Naloxone is an adjunct to CPR, defibrillation and assisted ventilation to treat a suspected opioid overdose . Naloxone works by blocking opioid receptors from being stimulated by the substance the patient administered, which can restore the patient’s respiratory drive and airway reflexes.
Naloxone kits available to first responders and lay rescuers deliver naloxone via intranasal or intramuscular route, and advanced level providers may administer naloxone intravenously. Administer the dose of naloxone based on local protocols or manufacturer recommendations, and repeat the dose if there is no response after four minutes .
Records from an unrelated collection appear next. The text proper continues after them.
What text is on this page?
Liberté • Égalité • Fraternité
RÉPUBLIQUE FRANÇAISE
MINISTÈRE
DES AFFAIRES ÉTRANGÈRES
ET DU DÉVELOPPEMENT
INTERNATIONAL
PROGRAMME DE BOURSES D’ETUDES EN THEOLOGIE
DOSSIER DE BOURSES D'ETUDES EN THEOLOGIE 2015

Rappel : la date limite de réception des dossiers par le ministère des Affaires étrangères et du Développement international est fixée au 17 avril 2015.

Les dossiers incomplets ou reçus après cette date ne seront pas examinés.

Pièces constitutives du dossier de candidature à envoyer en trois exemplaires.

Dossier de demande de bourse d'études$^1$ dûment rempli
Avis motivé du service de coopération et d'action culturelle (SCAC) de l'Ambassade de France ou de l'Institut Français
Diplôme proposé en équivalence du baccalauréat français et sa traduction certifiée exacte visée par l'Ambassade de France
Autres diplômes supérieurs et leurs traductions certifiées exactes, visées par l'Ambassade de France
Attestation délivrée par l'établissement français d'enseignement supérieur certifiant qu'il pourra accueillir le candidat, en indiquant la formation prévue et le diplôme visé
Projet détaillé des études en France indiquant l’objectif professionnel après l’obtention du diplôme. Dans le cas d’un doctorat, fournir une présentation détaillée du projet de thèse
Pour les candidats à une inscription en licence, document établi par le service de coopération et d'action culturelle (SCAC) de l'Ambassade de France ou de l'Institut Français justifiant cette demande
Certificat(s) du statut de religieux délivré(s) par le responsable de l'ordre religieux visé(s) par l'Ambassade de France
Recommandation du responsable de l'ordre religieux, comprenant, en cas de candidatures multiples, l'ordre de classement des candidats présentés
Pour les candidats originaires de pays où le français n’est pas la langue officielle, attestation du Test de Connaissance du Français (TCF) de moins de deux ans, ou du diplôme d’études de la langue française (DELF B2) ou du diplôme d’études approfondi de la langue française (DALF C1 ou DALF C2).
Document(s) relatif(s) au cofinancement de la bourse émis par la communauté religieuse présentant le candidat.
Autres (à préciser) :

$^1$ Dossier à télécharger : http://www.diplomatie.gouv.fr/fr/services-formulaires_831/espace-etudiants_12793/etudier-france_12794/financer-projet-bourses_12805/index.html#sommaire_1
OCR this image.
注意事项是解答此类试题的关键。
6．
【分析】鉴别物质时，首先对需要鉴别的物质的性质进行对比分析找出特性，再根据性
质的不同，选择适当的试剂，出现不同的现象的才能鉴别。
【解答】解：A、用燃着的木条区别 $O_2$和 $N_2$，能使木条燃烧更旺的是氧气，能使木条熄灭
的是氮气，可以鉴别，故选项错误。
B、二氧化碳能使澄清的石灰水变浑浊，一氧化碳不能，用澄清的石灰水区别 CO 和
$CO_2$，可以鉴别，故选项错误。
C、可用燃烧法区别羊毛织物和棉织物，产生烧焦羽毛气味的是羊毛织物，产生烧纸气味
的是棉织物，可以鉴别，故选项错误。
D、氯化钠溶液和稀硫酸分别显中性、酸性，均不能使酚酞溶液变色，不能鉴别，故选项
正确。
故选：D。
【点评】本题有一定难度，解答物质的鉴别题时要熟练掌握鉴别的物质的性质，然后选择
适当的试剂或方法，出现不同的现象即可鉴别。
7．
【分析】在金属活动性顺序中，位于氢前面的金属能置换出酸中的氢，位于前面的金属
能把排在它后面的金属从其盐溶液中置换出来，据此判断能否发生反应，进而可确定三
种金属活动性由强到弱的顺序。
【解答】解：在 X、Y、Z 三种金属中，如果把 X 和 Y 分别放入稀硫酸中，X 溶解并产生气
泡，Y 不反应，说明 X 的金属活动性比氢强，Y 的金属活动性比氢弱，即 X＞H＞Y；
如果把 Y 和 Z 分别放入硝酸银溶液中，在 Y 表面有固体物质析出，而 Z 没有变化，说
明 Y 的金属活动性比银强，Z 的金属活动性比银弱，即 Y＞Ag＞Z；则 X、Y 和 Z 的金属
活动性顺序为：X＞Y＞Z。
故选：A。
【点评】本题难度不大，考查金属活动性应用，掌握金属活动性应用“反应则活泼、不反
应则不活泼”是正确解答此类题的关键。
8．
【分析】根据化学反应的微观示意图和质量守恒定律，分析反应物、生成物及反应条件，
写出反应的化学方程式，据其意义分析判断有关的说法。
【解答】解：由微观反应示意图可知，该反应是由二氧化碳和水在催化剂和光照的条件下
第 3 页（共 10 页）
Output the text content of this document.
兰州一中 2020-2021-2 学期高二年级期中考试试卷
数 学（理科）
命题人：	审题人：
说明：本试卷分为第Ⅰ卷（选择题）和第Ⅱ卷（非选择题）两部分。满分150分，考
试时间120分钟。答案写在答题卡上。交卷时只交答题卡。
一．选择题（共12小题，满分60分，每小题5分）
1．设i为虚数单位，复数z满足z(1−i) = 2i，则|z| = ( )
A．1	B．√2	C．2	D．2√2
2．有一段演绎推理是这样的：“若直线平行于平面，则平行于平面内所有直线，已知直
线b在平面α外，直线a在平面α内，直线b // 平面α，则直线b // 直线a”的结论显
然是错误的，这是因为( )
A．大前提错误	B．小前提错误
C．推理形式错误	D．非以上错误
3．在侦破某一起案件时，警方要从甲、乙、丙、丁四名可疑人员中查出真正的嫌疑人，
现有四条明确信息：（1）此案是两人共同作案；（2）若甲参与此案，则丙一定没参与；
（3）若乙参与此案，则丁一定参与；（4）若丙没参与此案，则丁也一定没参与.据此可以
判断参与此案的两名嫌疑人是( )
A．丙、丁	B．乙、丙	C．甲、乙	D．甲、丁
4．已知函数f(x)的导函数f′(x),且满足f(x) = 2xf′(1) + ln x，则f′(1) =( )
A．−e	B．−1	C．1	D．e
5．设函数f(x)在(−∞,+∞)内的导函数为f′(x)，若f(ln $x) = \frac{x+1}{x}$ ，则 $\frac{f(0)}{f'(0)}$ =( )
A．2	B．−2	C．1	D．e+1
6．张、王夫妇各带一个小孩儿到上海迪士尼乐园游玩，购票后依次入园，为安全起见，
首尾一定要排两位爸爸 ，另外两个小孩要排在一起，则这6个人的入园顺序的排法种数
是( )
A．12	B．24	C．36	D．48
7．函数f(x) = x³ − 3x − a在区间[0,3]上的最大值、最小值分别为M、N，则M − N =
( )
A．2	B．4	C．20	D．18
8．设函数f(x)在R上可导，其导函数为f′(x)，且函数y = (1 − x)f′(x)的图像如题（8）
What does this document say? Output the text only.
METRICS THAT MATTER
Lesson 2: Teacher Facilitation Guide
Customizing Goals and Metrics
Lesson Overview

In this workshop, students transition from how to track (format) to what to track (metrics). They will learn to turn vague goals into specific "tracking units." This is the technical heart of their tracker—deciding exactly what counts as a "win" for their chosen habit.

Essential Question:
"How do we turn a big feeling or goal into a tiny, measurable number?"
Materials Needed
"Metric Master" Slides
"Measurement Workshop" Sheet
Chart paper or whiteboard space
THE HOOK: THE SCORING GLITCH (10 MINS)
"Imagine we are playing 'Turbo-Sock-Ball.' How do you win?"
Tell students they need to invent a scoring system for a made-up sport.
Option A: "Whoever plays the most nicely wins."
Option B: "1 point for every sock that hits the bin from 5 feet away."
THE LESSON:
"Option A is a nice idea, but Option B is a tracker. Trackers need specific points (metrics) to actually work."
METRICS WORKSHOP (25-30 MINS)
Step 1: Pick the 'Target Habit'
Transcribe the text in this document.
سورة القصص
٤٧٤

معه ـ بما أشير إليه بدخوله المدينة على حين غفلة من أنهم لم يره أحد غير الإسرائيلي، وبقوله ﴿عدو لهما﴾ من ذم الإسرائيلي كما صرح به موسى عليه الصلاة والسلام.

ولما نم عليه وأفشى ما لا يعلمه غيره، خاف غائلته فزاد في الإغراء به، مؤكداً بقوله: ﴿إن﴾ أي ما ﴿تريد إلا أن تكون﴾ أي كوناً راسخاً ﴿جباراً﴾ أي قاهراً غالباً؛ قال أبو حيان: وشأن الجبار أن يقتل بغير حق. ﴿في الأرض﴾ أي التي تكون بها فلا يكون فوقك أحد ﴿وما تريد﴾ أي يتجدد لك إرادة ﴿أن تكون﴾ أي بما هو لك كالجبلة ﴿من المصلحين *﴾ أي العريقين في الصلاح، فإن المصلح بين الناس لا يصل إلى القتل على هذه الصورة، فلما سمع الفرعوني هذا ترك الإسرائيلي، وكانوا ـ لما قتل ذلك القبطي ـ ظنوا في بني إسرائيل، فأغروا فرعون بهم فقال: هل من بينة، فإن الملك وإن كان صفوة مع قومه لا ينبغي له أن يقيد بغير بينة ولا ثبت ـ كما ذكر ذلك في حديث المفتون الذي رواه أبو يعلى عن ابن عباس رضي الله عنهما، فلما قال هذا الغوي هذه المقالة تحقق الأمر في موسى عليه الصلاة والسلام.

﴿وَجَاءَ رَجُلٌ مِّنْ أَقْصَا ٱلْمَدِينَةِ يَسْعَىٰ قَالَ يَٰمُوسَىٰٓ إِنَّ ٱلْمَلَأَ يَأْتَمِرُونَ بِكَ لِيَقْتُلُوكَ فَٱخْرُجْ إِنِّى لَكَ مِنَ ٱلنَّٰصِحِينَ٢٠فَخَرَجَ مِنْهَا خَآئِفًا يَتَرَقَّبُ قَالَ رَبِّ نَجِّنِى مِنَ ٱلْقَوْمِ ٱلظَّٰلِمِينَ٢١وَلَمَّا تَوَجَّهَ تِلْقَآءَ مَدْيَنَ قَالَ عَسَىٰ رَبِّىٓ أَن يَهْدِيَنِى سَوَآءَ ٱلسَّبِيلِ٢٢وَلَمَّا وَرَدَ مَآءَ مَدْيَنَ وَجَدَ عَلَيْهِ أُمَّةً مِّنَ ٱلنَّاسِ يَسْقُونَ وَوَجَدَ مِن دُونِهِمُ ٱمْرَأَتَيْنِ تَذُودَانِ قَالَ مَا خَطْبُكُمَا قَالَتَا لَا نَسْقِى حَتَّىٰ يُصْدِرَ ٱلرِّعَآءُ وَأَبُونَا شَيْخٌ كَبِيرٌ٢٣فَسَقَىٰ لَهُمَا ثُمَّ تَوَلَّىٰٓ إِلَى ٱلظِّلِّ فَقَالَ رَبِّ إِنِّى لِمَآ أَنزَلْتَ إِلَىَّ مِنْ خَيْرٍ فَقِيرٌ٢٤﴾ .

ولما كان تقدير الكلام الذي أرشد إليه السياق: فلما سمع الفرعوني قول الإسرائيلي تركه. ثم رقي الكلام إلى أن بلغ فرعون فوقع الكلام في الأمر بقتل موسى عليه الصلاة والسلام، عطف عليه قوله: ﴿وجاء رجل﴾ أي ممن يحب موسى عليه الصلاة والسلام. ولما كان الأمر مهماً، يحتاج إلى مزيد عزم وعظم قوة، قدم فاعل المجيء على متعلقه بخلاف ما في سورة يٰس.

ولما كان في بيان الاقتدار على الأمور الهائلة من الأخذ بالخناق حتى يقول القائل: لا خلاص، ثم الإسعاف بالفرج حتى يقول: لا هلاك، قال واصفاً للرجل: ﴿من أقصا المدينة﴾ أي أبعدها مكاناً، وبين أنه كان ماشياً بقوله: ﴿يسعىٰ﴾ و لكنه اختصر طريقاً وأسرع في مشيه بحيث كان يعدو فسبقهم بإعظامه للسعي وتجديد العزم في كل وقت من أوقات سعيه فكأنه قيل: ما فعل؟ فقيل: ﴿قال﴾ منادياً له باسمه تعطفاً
There is a small risk of patients addicted to opioids going into withdrawal after receiving naloxone, which can cause agitation, vomiting and respiratory distress . The risk of opioid withdrawal is greatest when naloxone is administered too quickly intravenously. Patient should only receive naloxone if they have respiratory compromise after opioid use and patients should only receive enough naloxone needed restore respiratory drive and airway reflexes — not to wake up completely. There is no harm from administering naloxone to a patient who did not ingest, inhale or inject an opioid .
Continue to perform CPR or assist ventilation after administering naloxone and do not delay transport if a patient does not respond to naloxone. The patient may not respond due to brain damage after a prolonged down time, administration of an opioid that is more potent than the available dose of naloxone, or use of other toxic substances along with the opioid.
Care for any unconscious patient starts with assessing for a pulse and adequate breathing, and addressing those issues with CPR, defibrillation and assisted ventilation. Use a standardized approach to ensure that a cardiac arrest is not missed and that naloxone is administered for suspected opioid overdose after addressing compromises to circulation and ventilation.
2. United States Department of Health and Human Services. Opioids: the prescription drug and heroin epidemic. Retrieved from: https://www.hhs.gov/opioids/
3. Lavonas EJ, Drennan IR, Gabrielli A, Heffner AC, Hoyte CO, Orkin AM, Sawyer KN, Donnino MW. Part 10: special circumstances of resuscitation: 2015 American Heart Association Guidelines Update for Cardiopulmonary Resuscitation and Cardiovascular Care. Circulation. 2015;132(suppl 2):S501–S518.